Este tipo de gratificação já havia sido considerada irregular pela Corte de Contas em 2015, “em decorrência da inconstitucionalidade da Lei Municipal 7”. O relatório é assinado pelos auditores de contas públicas Sara Maria Rufino de Sousa e Luzemar da Costa Martins, pelo chefe de divisão Gláucio Barreto Xavier e o chefe de departamento Evandro Claudino de Queiroga.

Os auditores do TCE-PB detectaram pagamentos de gratificações a servidores efetivos, comissionados e contratados por excepcional interesse público, com lotação na PMJP, Instituto Cândida Vargas,  Autarquia Especial Municipal de Limpeza Urbana (Emlur), Fundação Cultural de João Pessoa (Funjope) e Instituto de Previdência e Assistência do Município (IPM).

“Registre-se que, diante da flagrante incompatibilidade com o Texto Constitucional, a Gratificação de Serviço Especial – GSE foi questionada por este Tribunal de Contas, quando da apreciação de processo de inspeção especial instaurado em decorrência de denúncia formulada junto a este Tribunal (Processo TC nº 05876/09), em virtude de que os dispositivos constantes na citada lei dão ao Prefeito Municipal a possibilidade de concessão da gratificação a qualquer servidor sob qualquer critério e em qualquer valor”, diz trecho do relatório.

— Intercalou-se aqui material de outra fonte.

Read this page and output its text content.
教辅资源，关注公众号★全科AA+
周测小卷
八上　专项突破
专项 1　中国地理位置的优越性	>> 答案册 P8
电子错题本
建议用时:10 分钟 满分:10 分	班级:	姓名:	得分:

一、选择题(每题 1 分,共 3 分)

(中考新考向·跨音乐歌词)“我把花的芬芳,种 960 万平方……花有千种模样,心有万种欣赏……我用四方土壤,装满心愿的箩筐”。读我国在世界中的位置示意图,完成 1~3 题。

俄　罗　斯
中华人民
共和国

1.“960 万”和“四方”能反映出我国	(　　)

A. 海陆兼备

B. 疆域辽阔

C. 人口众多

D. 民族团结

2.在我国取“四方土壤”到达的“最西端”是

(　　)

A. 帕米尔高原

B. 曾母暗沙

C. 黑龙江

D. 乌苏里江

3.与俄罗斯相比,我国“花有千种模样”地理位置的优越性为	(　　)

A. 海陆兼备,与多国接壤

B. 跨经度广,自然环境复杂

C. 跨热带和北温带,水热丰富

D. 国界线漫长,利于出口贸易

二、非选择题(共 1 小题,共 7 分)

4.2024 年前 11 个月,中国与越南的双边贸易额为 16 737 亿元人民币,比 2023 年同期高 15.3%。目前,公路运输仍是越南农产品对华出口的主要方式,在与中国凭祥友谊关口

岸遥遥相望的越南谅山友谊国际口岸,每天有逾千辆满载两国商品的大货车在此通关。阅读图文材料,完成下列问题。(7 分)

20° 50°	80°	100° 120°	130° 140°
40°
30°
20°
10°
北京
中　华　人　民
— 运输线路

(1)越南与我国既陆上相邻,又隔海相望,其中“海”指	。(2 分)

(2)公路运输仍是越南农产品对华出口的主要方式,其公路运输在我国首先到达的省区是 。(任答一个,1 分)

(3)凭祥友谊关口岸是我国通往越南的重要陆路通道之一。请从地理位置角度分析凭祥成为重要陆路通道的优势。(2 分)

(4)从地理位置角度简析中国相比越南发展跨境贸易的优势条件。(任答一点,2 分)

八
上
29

Ainda de acordo com trechos do relatório, as gratificações seriam “paga por serviços de natureza transitória e que excedessem às atribuições normais do cargo ou função”. Onde a “sua concessão, bem como a fixação do valor da parcela seriam um ato discricionário do Prefeito Municipal”.

“Constatou-se, com isso, a ofensa às disposições constitucionais situadas nos arts. 37, inciso X, e 169, §1º, da Carta Magna de 1988. Destacou, o órgão técnico, que tal flexibilidade possibilitaria a ocorrência de arbitrariedades, perseguições e favorecimentos”,  acrescentam os auditores ao relatório.